In her neighborhood, children don't go door-to-door, but rather follow the "trick or treat trail" of pumpkins set out in front of local shops that encourage kids to come in to receive candy, Zuckerman said.
"My husband said, 'I don't think you should take them out at all,' but that's crazy," Zuckerman said. "I would not go to that big parade tonight. I would avoid the big crowds. It's easy to stay home. Why go to it?"
Zuckerman was referring to the annual Halloween parade held in Manhattan's Greenwich Village. Additional planned activities in New York include costume balls, rock concerts and carnivals.
"It used to be razor blades, now it's anthrax," Zuckerman lamented.
New York Mayor Rudolph W. Giuliani's office said the parade will go on, despite New Yorkers' concerns.
"The mayor has said on repeated occasions that it is important for us to go on with our lives as normally as possible," a mayoral spokesman told United Press International on condition of anonymity. "The Halloween parade will go on, and measures are being taken to ensure that everyone's safety is assured."
Israeli expatriate Leo Leibovitz, 25, agreed, saying he is accustomed to attending events threatened by terrorism.
"The places where you most expect a terrorist attack are usually the places where security is the tightest," he said. "So, logically, mass events held in key public places are about the safest hangout spots in Manhattan right now."
Coming just seven weeks after the Sept. 11 attacks on the World Trade Center and the Pentagon -- and falling on the same night as Game 4 of baseball's World Series in New York --security forces are sure to be on guard.
Some 1,000 police officers patroled Yankee Stadium on Tuesday night, the largest police contingent at a baseball game in years, and a similar number is expected to patrol Wednesday's game.
The Police Department would not give details of the Halloween security plan, saying only that it would be stepped up. Reports indicate that security will be increased at cemeteries, schools and houses of prayer, with a 2,000-strong police contingent patrolling the Greenwich Village parade grounds with orders to watch for suspicious people and packages.
New York City's correction officers have offered to escort children for free during trick-or-treating. Union President Norman Seabrook said his nearly 12,000 members would provide the neighborhood escorts due to fears of terrorist attacks and anthrax contamination. The corrections
officers last offered to escort children in the mid-1990s.
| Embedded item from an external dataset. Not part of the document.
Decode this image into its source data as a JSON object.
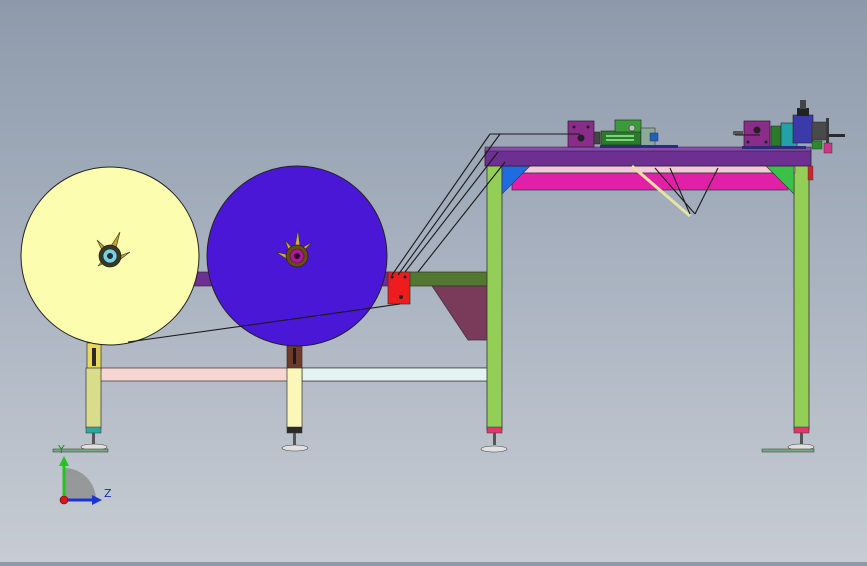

The Rev. Jesse Jackson has called for the cancellation of Halloween festivities in light of the Sept. 11 attacks. In addition to clashing with the spirit of the times, the anthrax outbreak and warnings of another imminent attack are reason enough to nix this year's celebrations, Jackson said.
Meanwhile, at costume shops across the city, Giuliani masks are selling like hot cakes.
"The Giuliani mask is the No. 1 seller this year," said Paul Blum, 52, owner of the Abracadabra costume store in New York's Flatiron district. "Fireman and policeman outfits are also big, and so are the Statue of Liberty and Uncle Sam costumes. And the biohazard suits sold right out. I bought them, but I never realized we'd have this (shortage) problem."
Blum said he had masks of Saudi fugitive Osama bin Laden custom-made, but will not sell them to anyone for purposes other than "defamation of character."
"If they just think it's funny, I won't sell it to them," he said. "If they want to put it in an electric chair or hang it (with a noose), or use it as a football, that's OK."
"I hope people celebrate this Halloween through the weekend," Blum added. "They're trying to terrify us into not having a Halloween. It's a patriotic thing to do if we party."